In California, the home of Stanford University, the hardest hit will be the California Community College (CCC) system. The CCC has 2.1 million students across 115 colleges, making it the largest higher education system in the country. Democratic Governor Gavin Newsom’s budget calls for a nearly $1 billion cut in the CCC’s funding next year alone.

The California State University system, the largest university system in the country, will lose $400 million, and the University of California will be cut by $363 million under Governor Newsom’s plan.

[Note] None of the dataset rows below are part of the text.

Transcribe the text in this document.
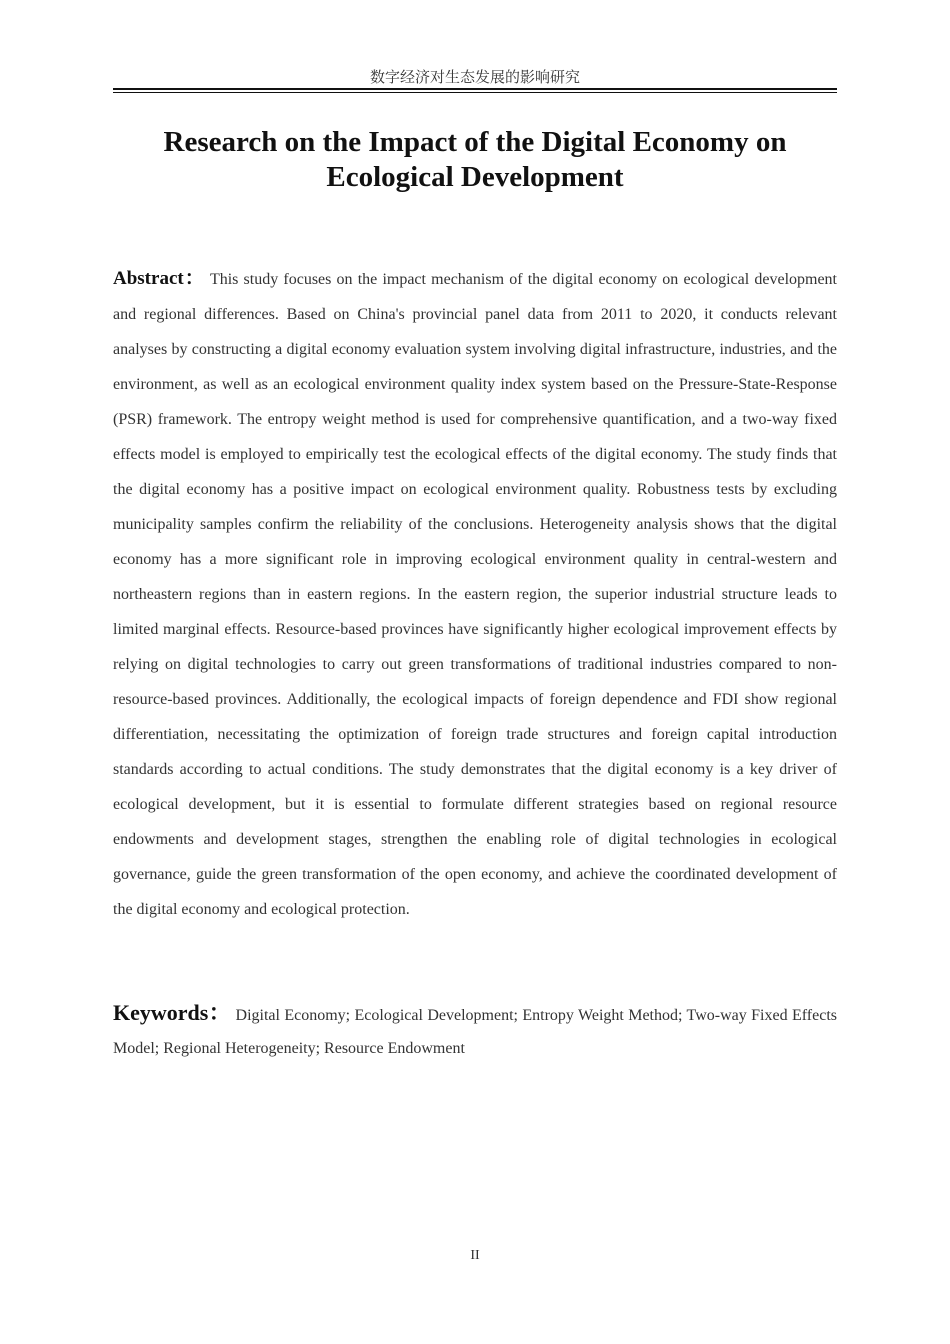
数字经济对生态发展的影响研究
Research on the Impact of the Digital Economy on
Ecological Development

Abstract： This study focuses on the impact mechanism of the digital economy on ecological development and regional differences. Based on China's provincial panel data from 2011 to 2020, it conducts relevant analyses by constructing a digital economy evaluation system involving digital infrastructure, industries, and the environment, as well as an ecological environment quality index system based on the Pressure-State-Response (PSR) framework. The entropy weight method is used for comprehensive quantification, and a two-way fixed effects model is employed to empirically test the ecological effects of the digital economy. The study finds that the digital economy has a positive impact on ecological environment quality. Robustness tests by excluding municipality samples confirm the reliability of the conclusions. Heterogeneity analysis shows that the digital economy has a more significant role in improving ecological environment quality in central-western and northeastern regions than in eastern regions. In the eastern region, the superior industrial structure leads to limited marginal effects. Resource-based provinces have significantly higher ecological improvement effects by relying on digital technologies to carry out green transformations of traditional industries compared to non-resource-based provinces. Additionally, the ecological impacts of foreign dependence and FDI show regional differentiation, necessitating the optimization of foreign trade structures and foreign capital introduction standards according to actual conditions. The study demonstrates that the digital economy is a key driver of ecological development, but it is essential to formulate different strategies based on regional resource endowments and development stages, strengthen the enabling role of digital technologies in ecological governance, guide the green transformation of the open economy, and achieve the coordinated development of the digital economy and ecological protection.

Keywords： Digital Economy; Ecological Development; Entropy Weight Method; Two-way Fixed Effects Model; Regional Heterogeneity; Resource Endowment

II
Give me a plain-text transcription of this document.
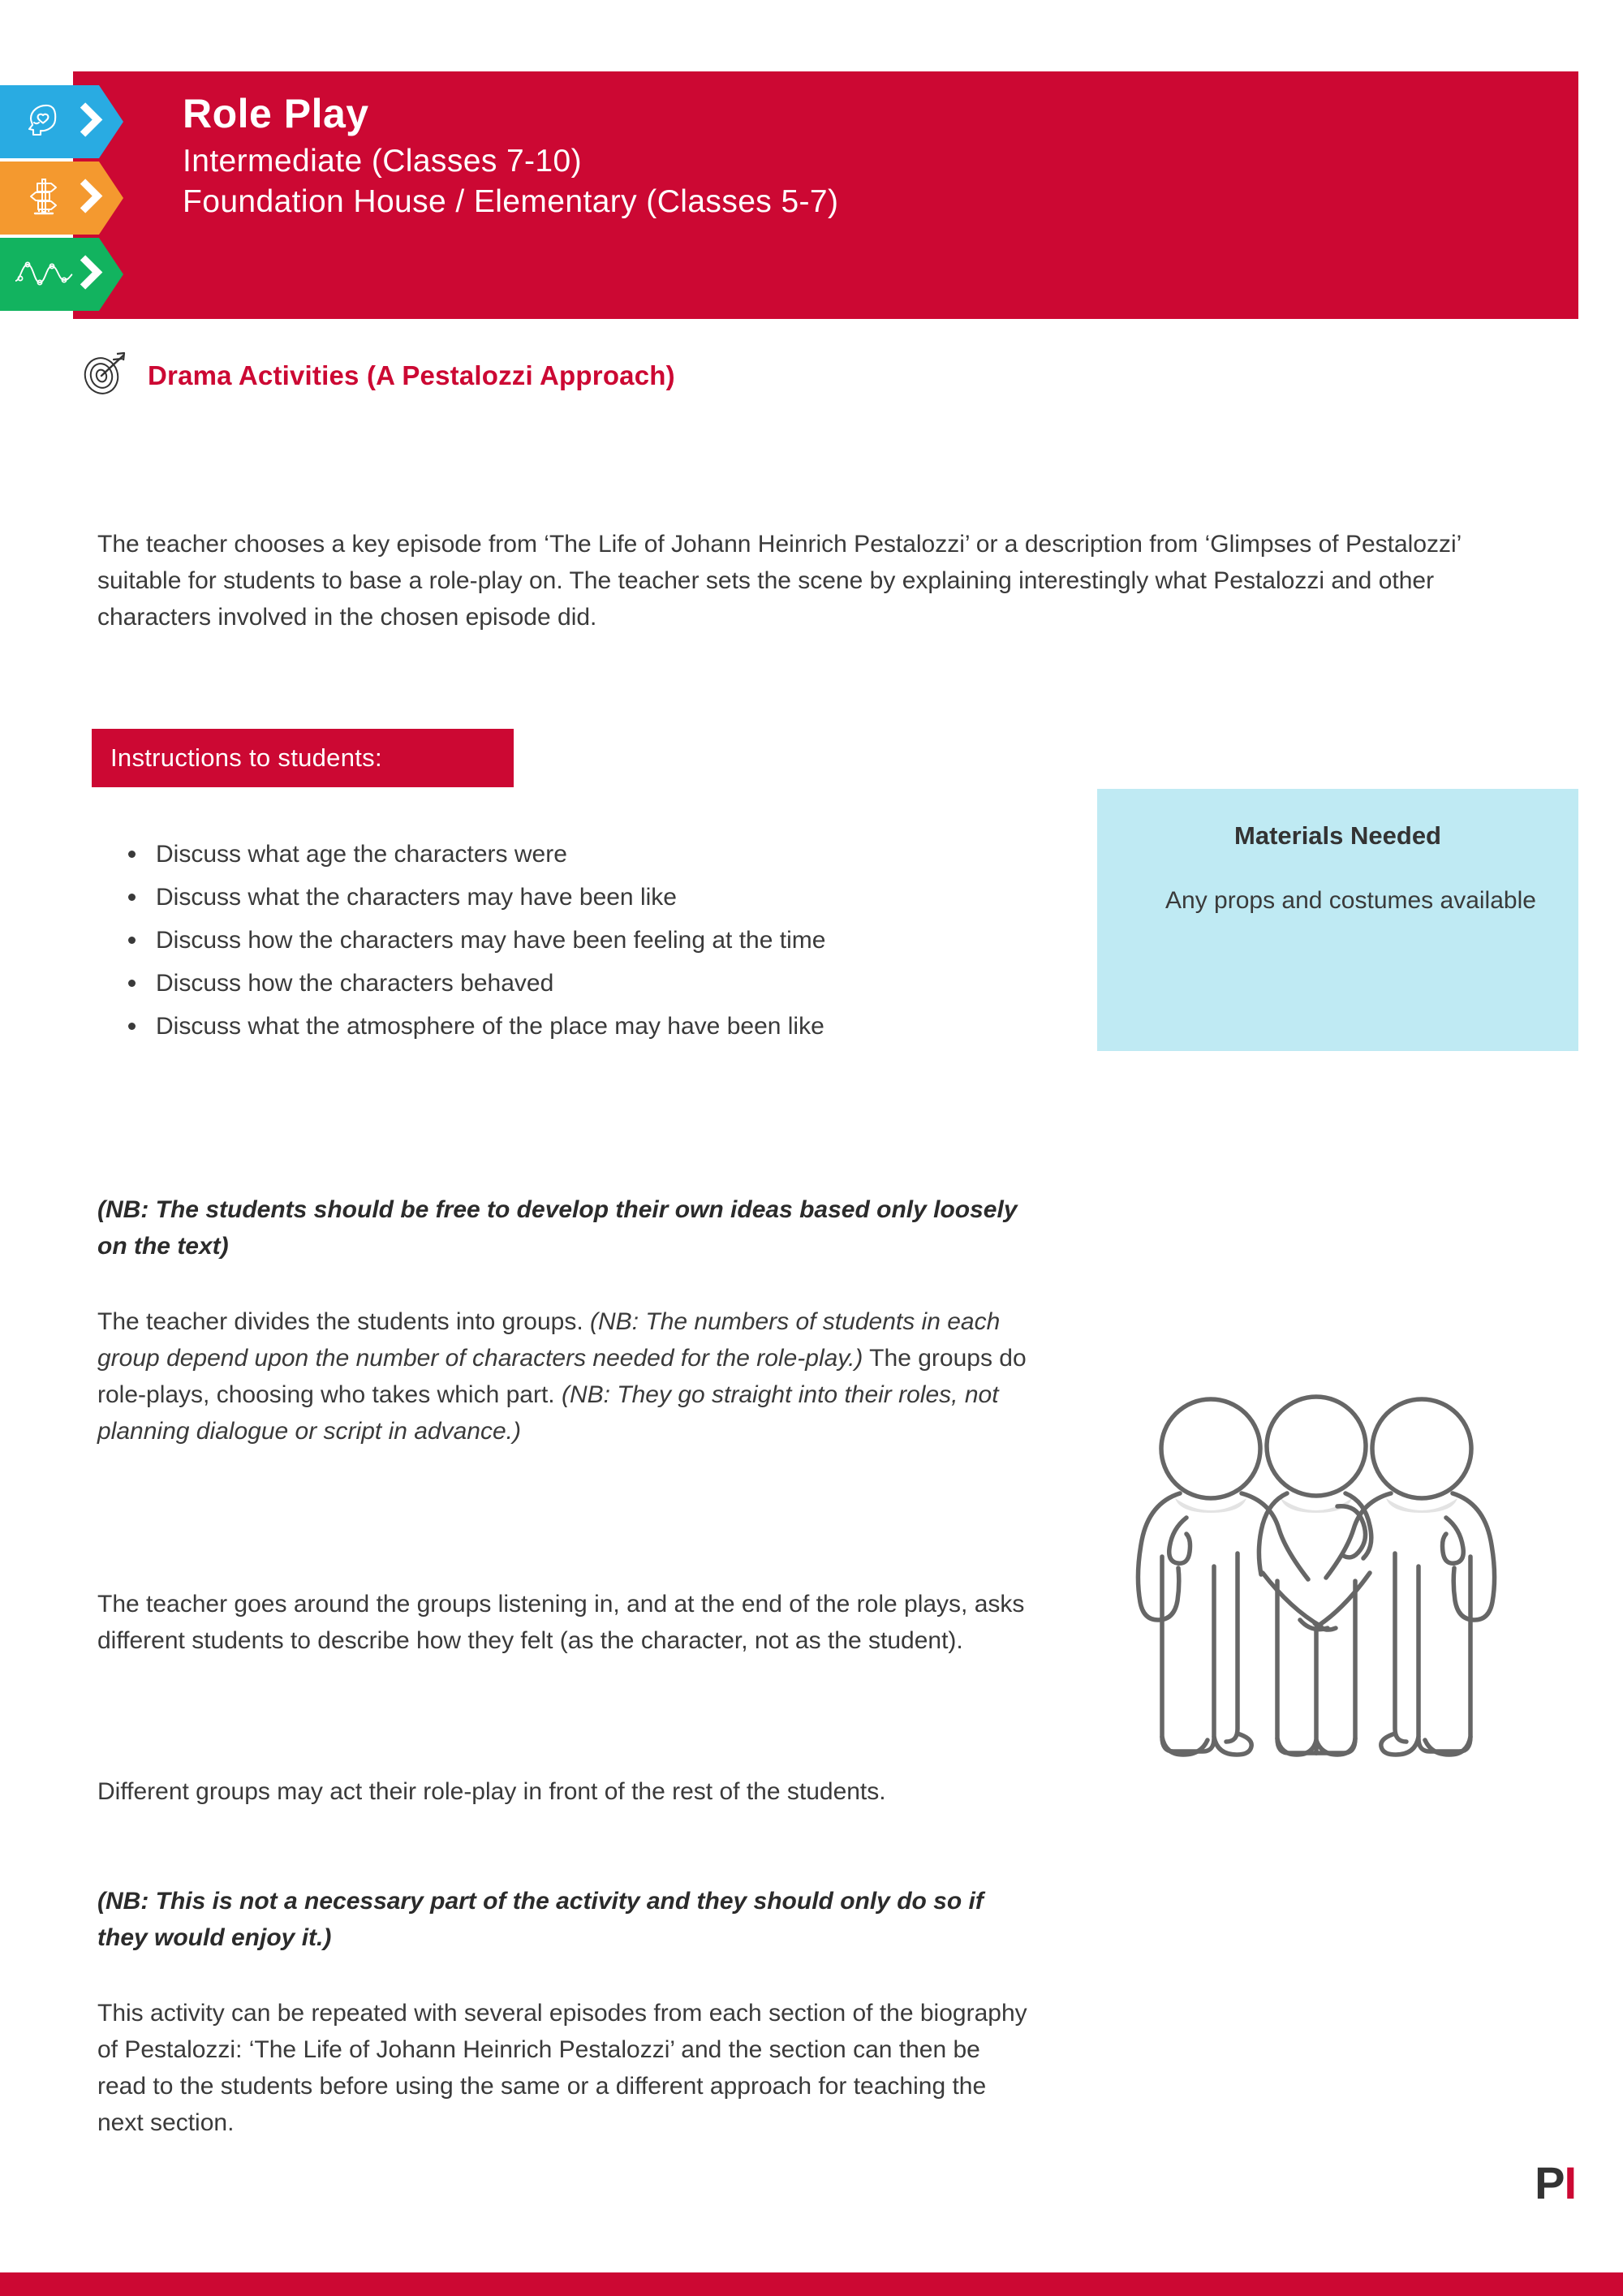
Role Play
Intermediate (Classes 7-10)
Foundation House / Elementary (Classes 5-7)
Drama Activities (A Pestalozzi Approach)

The teacher chooses a key episode from ‘The Life of Johann Heinrich Pestalozzi’ or a description from ‘Glimpses of Pestalozzi’ suitable for students to base a role-play on. The teacher sets the scene by explaining interestingly what Pestalozzi and other characters involved in the chosen episode did.

Instructions to students:
Discuss what age the characters were
Discuss what the characters may have been like
Discuss how the characters may have been feeling at the time
Discuss how the characters behaved
Discuss what the atmosphere of the place may have been like
Materials Needed
Any props and costumes available

(NB: The students should be free to develop their own ideas based only loosely on the text)

The teacher divides the students into groups. (NB: The numbers of students in each group depend upon the number of characters needed for the role-play.) The groups do role-plays, choosing who takes which part. (NB: They go straight into their roles, not planning dialogue or script in advance.)

The teacher goes around the groups listening in, and at the end of the role plays, asks different students to describe how they felt (as the character, not as the student).

Different groups may act their role-play in front of the rest of the students.

(NB: This is not a necessary part of the activity and they should only do so if they would enjoy it.)

This activity can be repeated with several episodes from each section of the biography of Pestalozzi: ‘The Life of Johann Heinrich Pestalozzi’ and the section can then be read to the students before using the same or a different approach for teaching the next section.

PI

A genuinely egalitarian and progressive demand for education is the call for everyone to receive job placement and free, high quality education through the diversion of the trillions of dollars that go for war and their redirection and redistribution to meet social needs. These benefits should not be distributed according to gender, sexual orientation, ethnicity, race, nationality or age, but be made available freely and equally to all. The wealth already amassed at the top of society makes this possible. Trillions of dollars should go to programs to expand scientific research, educate the broad mass of the population, not just the elite, and solve critical problems such as global warming, cancer and COVID.

Ending racism means ending the system of class oppression that spawns it, not promoting racial quotas within a staggeringly unequal society.

This basic social right will be won, and can only be won, through the unification of all workers and youth within the US and internationally in a revolutionary social and political struggle for workers’ governments and socialism—the radical restructuring of the global economy to meet the social needs of all, as opposed to the parasitic, private interests of the ruling class.